The woman nods her thanks to me, but I am already striding forward, my attention focused on the others. Time is short, and I cannot afford to spend any longer here than I already have. “Onward,” I command, pointing at the spires of the blood-red temple rising above the jungle’s mists. “To the Oyomosin.”
2
It takes three hours to climb up the cliff leading to the Oyomosin, the temple named in honor of Oyomo, the false god I once worshipped. It’s an uncomfortable journey, given that the cliff sits atop a dormant volcano, the heat rising through its stones to plaster hair to skin and armor to body. I ignore my bodily discomfort by revisiting all the things the old woman said to me about what life is like now for women in Otera. Each of her words is a painful reminder of all the ways I’ve failed since I freed the mothers: I may have defeated that first army of jatu attacking their mountain, but dozens more are already emerging. In the six months that have passed since I woke the mothers, the jatu have gathered up almost every able-bodied man in Otera and pressed them into service. Even boys with barely a chest hair to their name aren’t safe.
It wouldn’t be so worrying if we’d already conquered Hemaira, the seat of the jatu’s power, but they still control the capital, still have its gates firmly locked against us.
And now, they throw a new bloodsister from the walls every week.
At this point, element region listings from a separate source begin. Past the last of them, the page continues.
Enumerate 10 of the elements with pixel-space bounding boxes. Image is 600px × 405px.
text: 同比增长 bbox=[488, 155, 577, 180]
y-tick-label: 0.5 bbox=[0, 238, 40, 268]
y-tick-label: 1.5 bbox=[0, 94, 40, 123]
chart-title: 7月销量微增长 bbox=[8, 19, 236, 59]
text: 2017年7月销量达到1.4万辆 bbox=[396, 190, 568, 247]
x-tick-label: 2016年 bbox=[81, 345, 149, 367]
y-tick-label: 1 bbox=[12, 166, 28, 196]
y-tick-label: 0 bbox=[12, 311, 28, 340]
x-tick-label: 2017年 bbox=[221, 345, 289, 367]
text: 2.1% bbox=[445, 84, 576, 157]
Such a horror I have never before imagined, the screams of all those innocent girls as they plummet to their deaths. The jatu choose them at random from the training grounds across Hemaira. Every day, I’m certain it’s going to be someone I know, but there’s nothing I can do to stop it--not now, at least. The walls of Hemaira truly are impenetrable, but not for the reasons we were always told. Something lives inside them, a force that repels any would-be invaders with the heat of a thousand flames. It’s called the n’goma, and it’s an arcane object, an artifact from the time the mothers ruled Otera that contains remnants of their once-vast power. There are several such objects littered across Otera, but the n’goma is the most powerful of them all. It releases terrifying blasts of heat that peel the flesh from your bones the second you venture near the walls. In the days after we first freed the goddesses, I tried several times, but the n’goma was too strong.